TÜSİAD’ın 48. Olağan Genel Kurulu’nun gündemi kapsamında, TÜSİAD’ın açık isminin “Türk Sanayicileri ve İş İnsanları Derneği” olarak değiştirilmesine, derneğin kısaltması olarak kullanılan TÜSİAD markasının korunmasına oy birliğiyle karar verildi.
TÜSİAD’ın 48. Olağan Genel Kurulu’nda açılış konuşmalarının ardından Genel Kurul gündemi kapsamında, TÜSİAD'ın isim açılımında değişikliğe gidildi.
TÜSİAD’ın açık isminin “Türk Sanayicileri ve İş İnsanları Derneği” olarak değiştirilmesine, derneğin kısaltması olarak kullanılan TÜSİAD markasının korunmasına oy birliğiyle karar verildi.
Bu değişiklik ile birlikte derneğin kısaltması olan “TÜSİAD” markası kullanılmaya devam edilecek.
Genel Kurul gündeminde bu değişiklik önerisine ve gerekçesine ilişkin şu ifadeler kullanıldı:
“Tüzüğümüzün 2. Maddesi’ndeki amaçlarımız arasında kadın-erkek eşitliğini gözetmek amacı bulunmakta ve derneğimiz bu amaç doğrultusunda toplumsal cinsiyet eşitliği konusunda çalışmalar yapmaktadır. Derneğimizin adında geçen 'işadamları' kelimesinin, tüm üyelerimizi kapsayacak, dernek amaç ve faaliyetleri ile eşgüdümlü olacak ve 21. yüzyılın gerek ve ihtiyaçlarına hitap edecek şekilde 'iş insanları' olarak değiştirilmesi önerilmektedir. Bu isim değişikliği derneğimizin kısaltması olan TÜSİAD markasının kullanımında bir değişikliğe yol açmayacaktır.”
Bu arada, 2017 yılında 117 yeni üyenin katılmasıyla TÜSİAD’ın üye sayısı 634’e yükseldi.
OHAL’in sonlanması atılması gereken ilk adım
Genel Kurul'da konuşan TÜSİAD Başkanı Bilecik, "Türkiye’nin hem dünyada hak ettiği saygın konumu koruyabilmesi hem de gelişmesi, kalkınması için yakın tarihin hepimizi sarsan bu travmalarından kurtulup hızla normalleşmeye başlaması gerekir. Bu nedenle atılması gereken ilk adımın, daha öncede başka vesilelerle gündeme getirdiğimiz OHAL’in sonlanması ve bir daha tekrarlanmaması olduğuna inanıyorum" dedi.
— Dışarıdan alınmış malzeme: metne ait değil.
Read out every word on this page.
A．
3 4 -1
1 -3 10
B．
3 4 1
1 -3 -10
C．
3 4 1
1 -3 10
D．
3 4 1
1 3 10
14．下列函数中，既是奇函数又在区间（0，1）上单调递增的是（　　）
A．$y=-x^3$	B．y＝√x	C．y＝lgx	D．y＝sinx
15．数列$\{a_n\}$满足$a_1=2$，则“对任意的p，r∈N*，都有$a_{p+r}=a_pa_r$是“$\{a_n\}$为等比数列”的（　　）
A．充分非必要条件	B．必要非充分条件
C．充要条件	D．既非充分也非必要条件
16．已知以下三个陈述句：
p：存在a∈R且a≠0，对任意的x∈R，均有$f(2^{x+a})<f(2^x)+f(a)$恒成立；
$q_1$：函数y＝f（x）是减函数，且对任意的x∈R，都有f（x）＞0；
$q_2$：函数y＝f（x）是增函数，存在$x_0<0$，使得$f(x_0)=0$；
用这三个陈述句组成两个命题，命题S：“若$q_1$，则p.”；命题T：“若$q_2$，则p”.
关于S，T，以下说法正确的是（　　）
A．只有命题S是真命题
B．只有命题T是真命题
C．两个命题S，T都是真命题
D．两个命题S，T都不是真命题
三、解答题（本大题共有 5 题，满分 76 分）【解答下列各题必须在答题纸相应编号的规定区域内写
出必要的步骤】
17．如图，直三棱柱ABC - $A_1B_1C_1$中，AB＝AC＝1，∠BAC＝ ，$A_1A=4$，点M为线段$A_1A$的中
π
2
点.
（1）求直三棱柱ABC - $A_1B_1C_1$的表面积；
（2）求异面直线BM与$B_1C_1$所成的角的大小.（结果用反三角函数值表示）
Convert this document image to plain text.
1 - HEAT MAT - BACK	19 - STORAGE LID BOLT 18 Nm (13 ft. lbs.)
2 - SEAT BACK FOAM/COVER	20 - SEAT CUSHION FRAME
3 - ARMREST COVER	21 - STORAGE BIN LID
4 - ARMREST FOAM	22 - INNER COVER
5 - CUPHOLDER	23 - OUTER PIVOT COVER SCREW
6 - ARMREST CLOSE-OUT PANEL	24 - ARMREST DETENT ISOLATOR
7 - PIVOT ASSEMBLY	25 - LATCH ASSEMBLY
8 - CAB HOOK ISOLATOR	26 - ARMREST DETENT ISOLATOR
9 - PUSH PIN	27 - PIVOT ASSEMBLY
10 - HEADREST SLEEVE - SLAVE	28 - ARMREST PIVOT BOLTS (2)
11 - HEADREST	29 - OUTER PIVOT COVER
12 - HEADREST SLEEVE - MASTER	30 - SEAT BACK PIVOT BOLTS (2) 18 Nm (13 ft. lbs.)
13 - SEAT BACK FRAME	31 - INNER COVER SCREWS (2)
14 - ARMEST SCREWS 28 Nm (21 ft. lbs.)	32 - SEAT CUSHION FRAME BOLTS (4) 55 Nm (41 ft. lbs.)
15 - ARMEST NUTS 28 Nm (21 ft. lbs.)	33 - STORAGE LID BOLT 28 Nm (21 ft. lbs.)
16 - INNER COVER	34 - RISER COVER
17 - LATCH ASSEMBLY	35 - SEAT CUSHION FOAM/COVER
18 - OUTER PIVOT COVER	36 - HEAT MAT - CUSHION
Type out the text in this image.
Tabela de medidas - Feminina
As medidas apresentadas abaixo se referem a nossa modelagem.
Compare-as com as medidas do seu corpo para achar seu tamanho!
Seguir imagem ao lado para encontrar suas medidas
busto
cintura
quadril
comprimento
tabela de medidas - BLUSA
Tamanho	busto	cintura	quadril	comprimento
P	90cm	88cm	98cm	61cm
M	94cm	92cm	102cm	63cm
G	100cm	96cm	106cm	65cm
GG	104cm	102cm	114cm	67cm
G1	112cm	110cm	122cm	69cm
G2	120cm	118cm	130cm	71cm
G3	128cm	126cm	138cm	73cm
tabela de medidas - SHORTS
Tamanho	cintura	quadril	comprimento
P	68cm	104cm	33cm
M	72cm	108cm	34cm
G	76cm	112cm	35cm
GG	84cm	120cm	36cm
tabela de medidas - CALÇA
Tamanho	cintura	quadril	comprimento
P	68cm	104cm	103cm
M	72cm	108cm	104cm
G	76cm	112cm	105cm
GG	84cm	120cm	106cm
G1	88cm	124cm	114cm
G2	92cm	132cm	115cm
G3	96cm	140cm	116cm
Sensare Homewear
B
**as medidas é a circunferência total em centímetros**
TÜSİAD Başkanı Bilecik, "Anayasa Mahkemesi’nin, tutuklu gazetecilerin tutukluluk hallerinin kalkması için verdiği karar alt mahkeme tarafından maalesef uygulanmadı. Önde gelen hukukçularımızın, hatta siyasi yönü ne olursa olsun hukuku ve anayasal düzene aykırı buldukları bu kararla, aslında Türkiye’nin AB üyeliğini, demokrasinin yetersizliği üzerinden engellemek isteyenlerin eline tırnak için güzel bir koz verdiğimizden şüphe yoktur.
Anayasayı yaşatan içindeki ifadeler kadar, dışındaki uygulamalardır. Medeniyetin ilk şartı şüphesiz adalettir, hukuk devletin toplumsal düzenidir. Adalet olmadan düzen olmaz. Kısaca demokrasi su ise bunun testisi mutlaka adalettir" dedi.